Papers of Special Interest:

Lindner et al., 2008

Although the daughter cells of E. coli appear identical, the cell that inherits the old pole after division grows more slowly and divides less frequently, which is suggestive of aging. Here, the authors demonstrate that the cell that acquires the old pole is more likely to inherit spontaneous protein aggregates at cell division.

Erjavec et al., 2007

Because protein carbonyls seemed to form aggregates, the authors examined colocalization of protein carbonyls in replicatively old cells with Hsp104-GFP, a marker for general protein aggregation. Like protein carbonyls, protein aggregates accumulated as a function of mother cell replicative cell age and were asymmetrically distributed between mother cells and their buds. In addition, the authors demonstrated that the actin cytoskeleton is likely a component of the mechanism of age-asymmetry.

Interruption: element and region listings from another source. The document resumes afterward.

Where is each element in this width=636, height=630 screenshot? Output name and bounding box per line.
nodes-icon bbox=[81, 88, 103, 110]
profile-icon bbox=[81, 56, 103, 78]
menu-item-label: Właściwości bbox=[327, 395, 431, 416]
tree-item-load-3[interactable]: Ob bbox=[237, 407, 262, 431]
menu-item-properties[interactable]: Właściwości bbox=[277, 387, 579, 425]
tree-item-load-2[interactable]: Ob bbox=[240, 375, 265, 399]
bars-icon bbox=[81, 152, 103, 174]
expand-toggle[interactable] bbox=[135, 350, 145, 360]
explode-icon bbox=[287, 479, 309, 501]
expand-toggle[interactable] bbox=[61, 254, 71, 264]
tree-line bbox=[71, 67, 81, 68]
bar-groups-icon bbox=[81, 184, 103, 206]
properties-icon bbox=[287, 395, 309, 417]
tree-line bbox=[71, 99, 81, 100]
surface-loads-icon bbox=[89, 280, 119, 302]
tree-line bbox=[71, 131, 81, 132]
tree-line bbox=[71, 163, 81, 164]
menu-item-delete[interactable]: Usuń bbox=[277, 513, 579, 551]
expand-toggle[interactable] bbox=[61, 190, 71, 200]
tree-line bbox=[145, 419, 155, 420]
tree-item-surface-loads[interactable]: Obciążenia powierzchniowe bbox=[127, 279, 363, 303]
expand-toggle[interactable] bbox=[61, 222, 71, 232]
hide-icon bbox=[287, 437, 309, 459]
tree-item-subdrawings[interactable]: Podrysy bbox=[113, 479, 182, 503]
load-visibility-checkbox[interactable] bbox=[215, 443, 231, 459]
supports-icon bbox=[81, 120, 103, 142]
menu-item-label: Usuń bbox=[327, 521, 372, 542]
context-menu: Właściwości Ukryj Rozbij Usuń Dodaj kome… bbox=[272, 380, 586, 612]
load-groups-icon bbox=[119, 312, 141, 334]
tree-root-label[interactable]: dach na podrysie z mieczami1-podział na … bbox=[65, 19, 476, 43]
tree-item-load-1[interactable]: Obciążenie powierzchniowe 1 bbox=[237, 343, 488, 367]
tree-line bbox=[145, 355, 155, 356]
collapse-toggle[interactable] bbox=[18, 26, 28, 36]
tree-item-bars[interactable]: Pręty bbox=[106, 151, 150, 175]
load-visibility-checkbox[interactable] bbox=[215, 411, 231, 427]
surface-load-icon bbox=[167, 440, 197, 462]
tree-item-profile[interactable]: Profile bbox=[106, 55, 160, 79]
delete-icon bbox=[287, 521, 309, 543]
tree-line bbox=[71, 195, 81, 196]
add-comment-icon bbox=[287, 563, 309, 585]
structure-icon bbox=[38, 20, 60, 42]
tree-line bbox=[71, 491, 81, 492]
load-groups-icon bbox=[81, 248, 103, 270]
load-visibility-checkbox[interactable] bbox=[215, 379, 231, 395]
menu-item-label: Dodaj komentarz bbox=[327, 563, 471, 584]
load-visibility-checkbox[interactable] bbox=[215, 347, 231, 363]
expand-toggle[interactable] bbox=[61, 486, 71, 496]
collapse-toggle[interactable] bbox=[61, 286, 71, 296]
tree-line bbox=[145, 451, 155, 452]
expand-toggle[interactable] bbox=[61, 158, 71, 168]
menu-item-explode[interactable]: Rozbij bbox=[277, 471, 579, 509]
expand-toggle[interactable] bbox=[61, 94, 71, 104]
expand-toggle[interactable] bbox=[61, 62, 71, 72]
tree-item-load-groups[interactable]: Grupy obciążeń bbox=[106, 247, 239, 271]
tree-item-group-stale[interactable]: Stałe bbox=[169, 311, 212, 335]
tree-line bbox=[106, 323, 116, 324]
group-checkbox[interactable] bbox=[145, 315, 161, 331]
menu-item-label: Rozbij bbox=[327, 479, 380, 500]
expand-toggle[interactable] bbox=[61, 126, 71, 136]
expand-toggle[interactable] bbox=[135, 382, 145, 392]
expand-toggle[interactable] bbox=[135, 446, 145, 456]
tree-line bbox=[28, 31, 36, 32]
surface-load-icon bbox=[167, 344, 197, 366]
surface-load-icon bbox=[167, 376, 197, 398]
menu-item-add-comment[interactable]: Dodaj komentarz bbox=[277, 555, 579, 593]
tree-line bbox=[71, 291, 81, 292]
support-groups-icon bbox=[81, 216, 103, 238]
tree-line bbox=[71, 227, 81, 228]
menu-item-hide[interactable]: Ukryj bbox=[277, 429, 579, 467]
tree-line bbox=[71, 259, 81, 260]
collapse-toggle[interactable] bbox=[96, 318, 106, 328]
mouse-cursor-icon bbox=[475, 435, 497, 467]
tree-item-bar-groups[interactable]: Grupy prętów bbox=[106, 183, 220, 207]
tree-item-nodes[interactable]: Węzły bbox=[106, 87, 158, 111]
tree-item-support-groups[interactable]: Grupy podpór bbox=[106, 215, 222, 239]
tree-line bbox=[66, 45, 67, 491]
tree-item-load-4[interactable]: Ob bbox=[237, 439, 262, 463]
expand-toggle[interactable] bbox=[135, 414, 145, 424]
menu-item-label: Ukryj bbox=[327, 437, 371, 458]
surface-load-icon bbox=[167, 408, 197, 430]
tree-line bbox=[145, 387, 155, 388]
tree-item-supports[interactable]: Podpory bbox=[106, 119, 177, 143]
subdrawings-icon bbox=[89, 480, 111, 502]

Papers of Outstanding Interest:

Shcheprova et al., 2008

Although ERCs were identified as a cause of replicative aging 10 years ago, both the mechanism by which they cause replicative aging and the mechanism accounting for their asymmetric distribution between mother and daughter cells were unknown. Here, the authors identify a septin-mediated barrier to diffusion between mother and daughter cells of outer-membrane proteins of the nuclear membrane. This barrier prevents nuclear pores and nuclear pore-associated non-centromeric plasmids similar to ERCs from entering daughter cells. Disruption of the septin-mediated diffusion barrier both increases the number of daughter cells that inherit ERCs and disrupts mother daughter-age asymmetry. Thus, retention of nuclear pores by the mother cell offers an explanation for the mother-cell bias of ERC accumulation and for how age-asymmetry may be generated.